There's a fair bit to get through here, so we'd better crack on. Panasonic's new 'home cinema in a box' features Blu-ray and DVD playback, FM radio, an iPod dock and SD card reader, and comes in three versions.
The entry-level model is a 3.1 system (comprising front-end unit, front speakers, centre speaker and subwoofer) for £700. next up is a 5.1 specification for £850, and here we have the top-of-the-range model which includes two pairs of Panasonic's SB-HS100 'wireless' rear speakers, bumping the price up to £1000.
Setting up is easy – in some ways, easier than it should be. Certainly the colour-coded outputs for the front three speakers and subwoofer make it child's play to get the system functioning, but we'd like a bit more adjustability to picture and sound.
The on-screen menus are up to Panasonic's usual standards, though, and the remote control is surprisingly light on buttons when you consider how many different functions the SC-BT100 can perform.

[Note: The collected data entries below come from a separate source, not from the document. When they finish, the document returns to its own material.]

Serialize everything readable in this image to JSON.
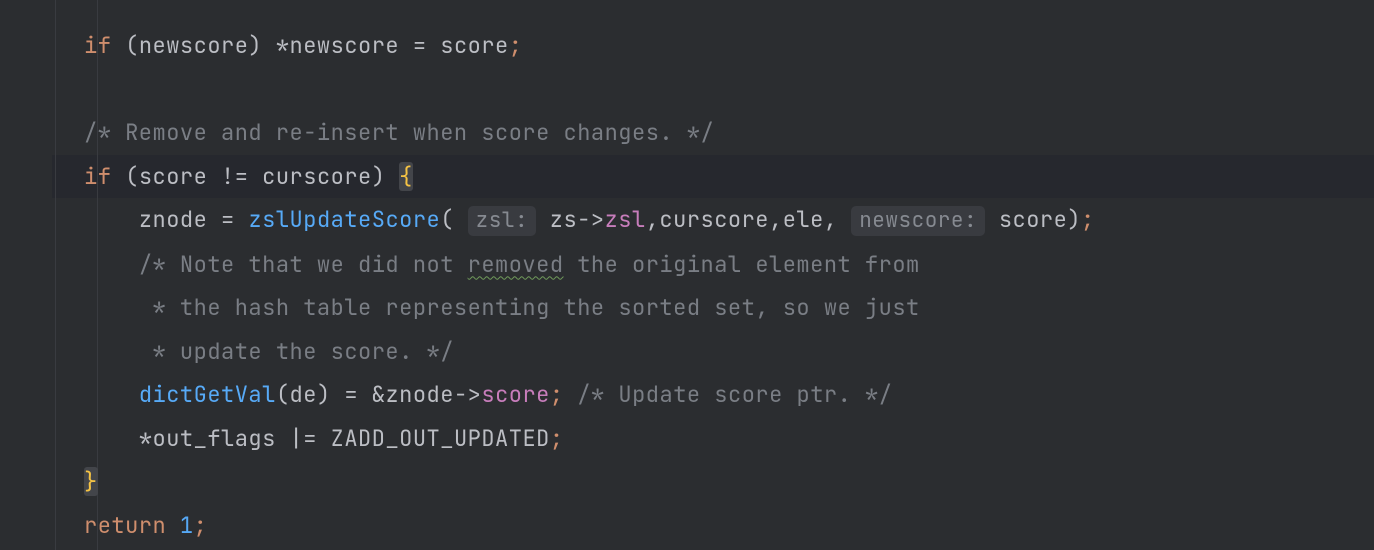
{
  "code": {
    "l1": {
      "if": "if",
      "open": "(",
      "id": "newscore",
      "close": ")",
      "star": " *",
      "id2": "newscore",
      "eq": " = ",
      "id3": "score",
      "semi": ";"
    },
    "l3": {
      "comment": "/* Remove and re-insert when score changes. */"
    },
    "l4": {
      "if": "if",
      "open": "(",
      "id1": "score",
      "neq": " != ",
      "id2": "curscore",
      "close": ") ",
      "brace": "{"
    },
    "l5": {
      "id1": "znode",
      "eq": " = ",
      "fn": "zslUpdateScore",
      "open": "(",
      "hint1": "zsl:",
      "id2": "zs",
      "arrow": "->",
      "mem": "zsl",
      "args": ",curscore,ele,",
      "hint2": "newscore:",
      "id3": "score",
      "close": ")",
      "semi": ";"
    },
    "l6": {
      "c1": "/* Note that we did not ",
      "wavy": "removed",
      "c2": " the original element from"
    },
    "l7": {
      "comment": " * the hash table representing the sorted set, so we just"
    },
    "l8": {
      "comment": " * update the score. */"
    },
    "l9": {
      "fn": "dictGetVal",
      "open": "(",
      "arg": "de",
      "close": ")",
      "eq": " = &",
      "id": "znode",
      "arrow": "->",
      "mem": "score",
      "semi": ";",
      "sp": " ",
      "com": "/* Update score ptr. */"
    },
    "l10": {
      "star": "*",
      "id": "out_flags",
      "op": " |= ",
      "id2": "ZADD_OUT_UPDATED",
      "semi": ";"
    },
    "l11": {
      "brace": "}"
    },
    "l12": {
      "ret": "return",
      "sp": " ",
      "num": "1",
      "semi": ";"
    }
  }
}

Picture quality is its strongest asset
More after the break
Without doubt, picture quality is the where the Panasonic is at its strongest. It's no surprise that Blu-ray images, delivered at 1080p/24fps, show the SC-BT100 to best advantage: from the coal-hole ambience of Batman Begins to the super-vivid Cars, the Panasonic impresses.
Pictures are stable and sharp – only very rapid motion causes alarms – and carry plenty of detail in all but the darkest scenes. Those dark tones are deep and lustrous, whites are acceptably clean and the overall palette is nicely judged.
A switch down in quality – both literally and figuratively – to a DVD of Knocked Up brings the inevitable erosion of picture quality, but the Panasonic generally holds up well.
There's some picture noise evident in particularly testing scenes, and black detail becomes less abundant more impenetrable, but edge definition, depth of field, motion tracking and upscaling are all competitive with budget-orientated DVD players.
Sadly sound quality isn't up to much
So far, so good, but now we get to the vexed question of sound quality. Put simply, the Panasonic isn't up to much. Those speakers aren't the most discreet or attractive ever to grace a cinema system, and their unsubtle dimensions are mirrored in their unsubtle treble reproduction.
Whether listening to top-of-the-shop Dolby TrueHD sound, or music via the neatly integrated iPod dock or FM radio, the top of the frequency range is harsh, thin and abrasive – percussive sounds are particularly painful at higher volumes.
The midrange and bottom end is more successful (especially considering the subwoofer's discouraging dimensions), and the multichannel soundstage the Panasonic generates is persuasive, but the malignant treble ruins any hint of composure.
The SC-BT100 has the specification and picture quality to push for a five-star review. So it's a measure of how marginal its sound is that it must make do with three.